Concerns about offshoring are not restricted to Opposition Members or their staff; they have, as my hon. Friend the Member for North Tyneside (Mrs Glindon) pointed out, been expressed at Cabinet level. The Secretary of State for Environment, Food and Rural Affairs wrote to the Minister for the Cabinet Office last July, expressing concerns about DEFRA joining ISSC2 and a “possible staff exodus”. The Secretary of State asked specifically for a standstill period on “estates and off-shoring” and expressed concerns about data security. The head of service improvement for DEFRA wrote in her letter to the hon. Member for Somerton and Frome that the DEFRA executive committee considered
“significant (or any) element of off-shoring”
to be unacceptable and that there was a
“significantly increased risk to service continuity from loss of current expertise”
on transfer. She also raised concerns about
“employee and detailed financial data transmitted, stored and processed outside the UK”.
Why are the Government sanctioning the offshoring of sensitive personal data and commercially sensitive information, on which objections have been raised at the highest level of the civil service and by members of the Cabinet?
Does my hon. Friend agree that it is breathtaking hypocrisy for the Prime Minister to have been talking just weeks ago about Britain becoming the reshoring nation while the Cabinet Office pursues contracts that are explicitly relaxed about offshoring jobs, such as those at the shared services centre in Newport?
My hon.

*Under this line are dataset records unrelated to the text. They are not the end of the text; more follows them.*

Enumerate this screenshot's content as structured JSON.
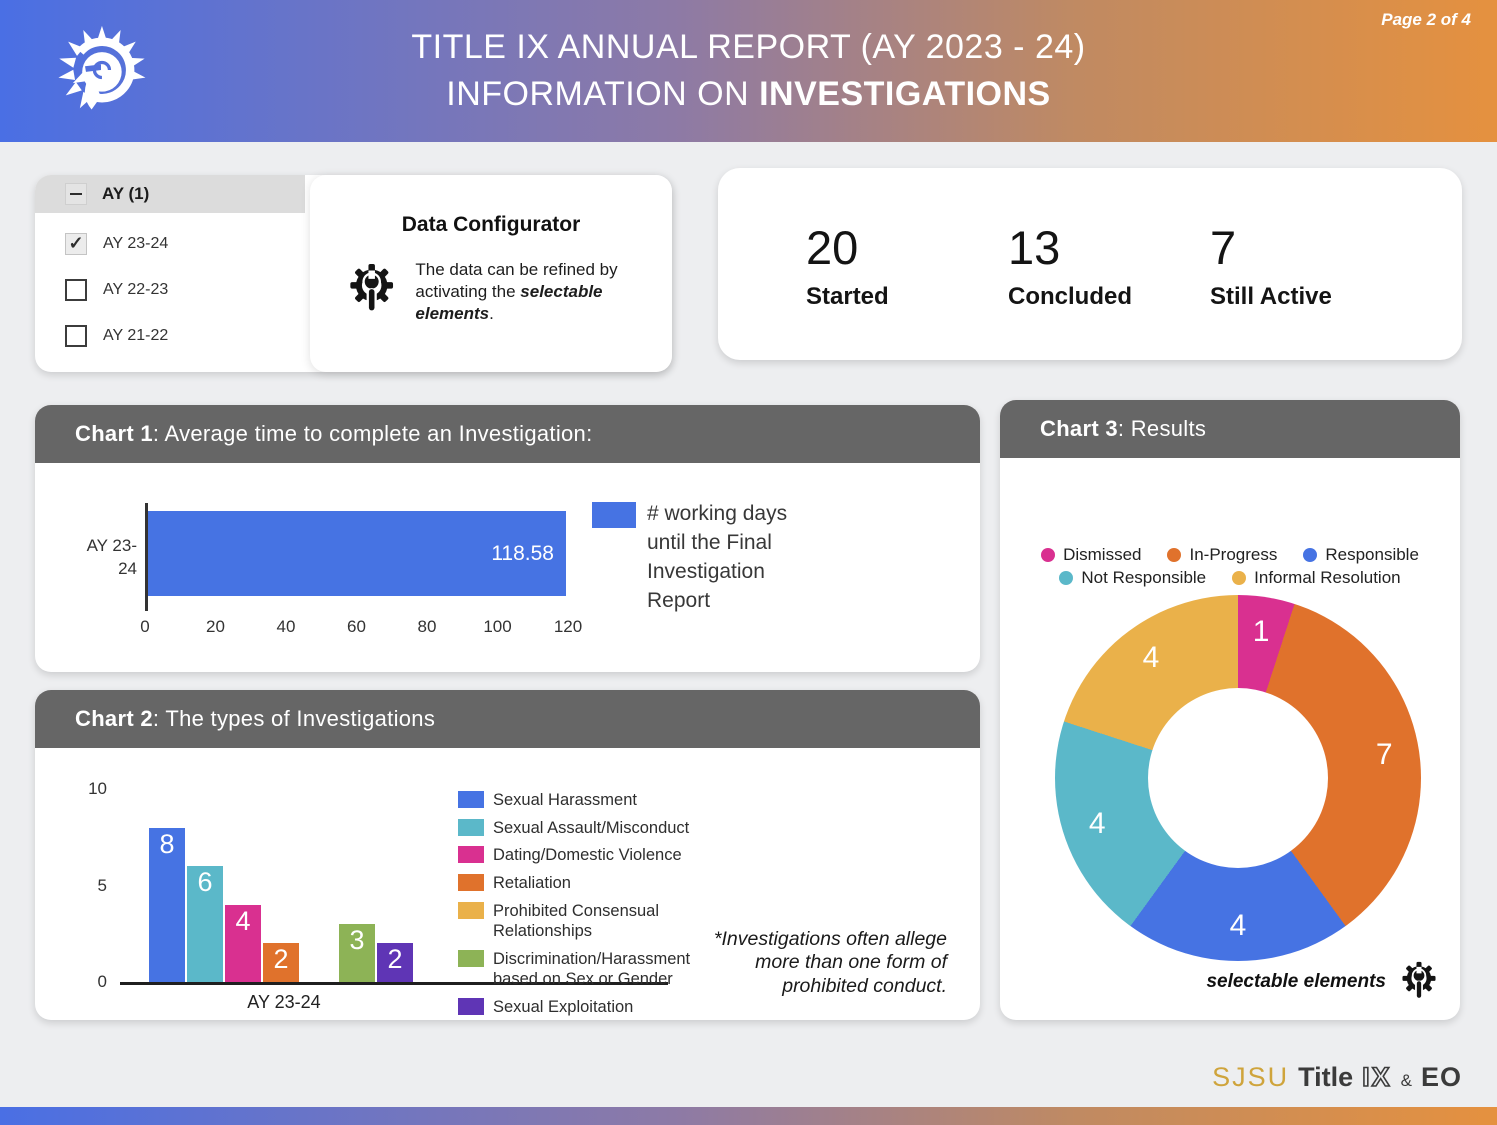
{
  "page": {
    "page_indicator": "Page 2 of 4",
    "title_line1": "TITLE IX ANNUAL REPORT (AY 2023 - 24)",
    "title_line2_prefix": "INFORMATION ON ",
    "title_line2_bold": "INVESTIGATIONS"
  },
  "configurator": {
    "group_label": "AY (1)",
    "options": [
      {
        "label": "AY 23-24",
        "checked": true
      },
      {
        "label": "AY 22-23",
        "checked": false
      },
      {
        "label": "AY 21-22",
        "checked": false
      }
    ],
    "title": "Data Configurator",
    "icon": "gear-wrench-icon",
    "description_prefix": "The data can be refined by activating the ",
    "description_bold": "selectable elements",
    "description_suffix": "."
  },
  "stats": [
    {
      "value": "20",
      "label": "Started"
    },
    {
      "value": "13",
      "label": "Concluded"
    },
    {
      "value": "7",
      "label": "Still Active"
    }
  ],
  "colors": {
    "header_gradient": [
      "#4a6fe4",
      "#8d7aa6",
      "#e5913f"
    ],
    "chart_header_gray": "#666666",
    "blue": "#4673e3",
    "teal": "#5bb8c9",
    "magenta": "#d93090",
    "orange": "#e0722c",
    "gold": "#eab14a",
    "green": "#8db356",
    "purple": "#5f35b5",
    "brand_gold": "#cfa43c"
  },
  "chart_data": [
    {
      "id": "chart1",
      "type": "bar",
      "orientation": "horizontal",
      "title_bold": "Chart 1",
      "title_rest": ": Average time to complete an Investigation:",
      "categories": [
        "AY 23-24"
      ],
      "values": [
        118.58
      ],
      "value_labels": [
        "118.58"
      ],
      "bar_color": "#4673e3",
      "xlim": [
        0,
        120
      ],
      "xticks": [
        0,
        20,
        40,
        60,
        80,
        100,
        120
      ],
      "legend": [
        "# working days until the Final Investigation Report"
      ],
      "legend_position": "right"
    },
    {
      "id": "chart2",
      "type": "bar",
      "orientation": "vertical",
      "title_bold": "Chart 2",
      "title_rest": ": The types of Investigations",
      "categories": [
        "Sexual Harassment",
        "Sexual Assault/Misconduct",
        "Dating/Domestic Violence",
        "Retaliation",
        "Prohibited Consensual Relationships",
        "Discrimination/Harassment based on Sex or Gender",
        "Sexual Exploitation"
      ],
      "values": [
        8,
        6,
        4,
        2,
        0,
        3,
        2
      ],
      "colors": [
        "#4673e3",
        "#5bb8c9",
        "#d93090",
        "#e0722c",
        "#eab14a",
        "#8db356",
        "#5f35b5"
      ],
      "x_group_label": "AY 23-24",
      "ylim": [
        0,
        10
      ],
      "yticks": [
        0,
        5,
        10
      ],
      "legend_position": "right",
      "note": "*Investigations often allege more than one form of prohibited conduct."
    },
    {
      "id": "chart3",
      "type": "pie",
      "subtype": "donut",
      "title_bold": "Chart 3",
      "title_rest": ": Results",
      "segments": [
        {
          "label": "Dismissed",
          "value": 1,
          "color": "#d93090"
        },
        {
          "label": "In-Progress",
          "value": 7,
          "color": "#e0722c"
        },
        {
          "label": "Responsible",
          "value": 4,
          "color": "#4673e3"
        },
        {
          "label": "Not Responsible",
          "value": 4,
          "color": "#5bb8c9"
        },
        {
          "label": "Informal Resolution",
          "value": 4,
          "color": "#eab14a"
        }
      ],
      "total": 20,
      "legend_position": "top",
      "footnote": "selectable elements",
      "footnote_icon": "gear-wrench-icon"
    }
  ],
  "footer": {
    "brand_sjsu": "SJSU",
    "brand_title": "Title",
    "brand_ix": "IX",
    "brand_amp": "&",
    "brand_eo": "EO"
  }
}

Friend is absolutely right and again anticipates a point I will make. Before I do, I make one point about the remaining three shared service centres. Originally, they were to stand alone, but I understand that the strategic plan has been fundamentally revised. Peter Swann, who heads the Crown oversight function of the shared services agenda, has confirmed that the Ministry of Justice is considering transferring its shared services to one of the outsourced ISSCs instead.
I understand the concerns of the staff involved. If the MOJ was to join one of the already outsourced ISSC contracts, the sensitive data the staff handle, including criminal records and details of the police, the judiciary and security service personnel, could also be privatised and offshored. Why has the strategic plan been changed?
Finally, taking on board the point made by my hon. Friend the Member for Newport East (Jessica Morden), I return to my opening point. What makes the cuts so much harder for the staff to swallow is that so much of the work for the three sites under threat of closure has been earmarked for offshoring. Indeed, the PCS told me that SSCL has explicitly said that a determining factor in deciding which sites are to close is the potential for the work to be offshored. Offshoring is the driver for decisions on closure and job losses.
As my hon. Friend said, how does that fit in with the Prime Minister’s assertion at the World Economic Forum that he wants the UK to become “the reshoring nation”? At Davos, he underlined that ambition by announcing the establishment of a new body, Reshore UK, which will sit within the Department for Business, Innovation and Skills. The Prime Minister clearly places great weight on that body in developing his reshoring strategy. Will the Minister commit to arranging for Reshore UK to meet with SSCL and the Cabinet Office with the aim of considering how the jobs they plan to offshore can stay in the UK? If not, does he accept that the Prime Minister’s statement at Davos will be seen as nothing more than empty words?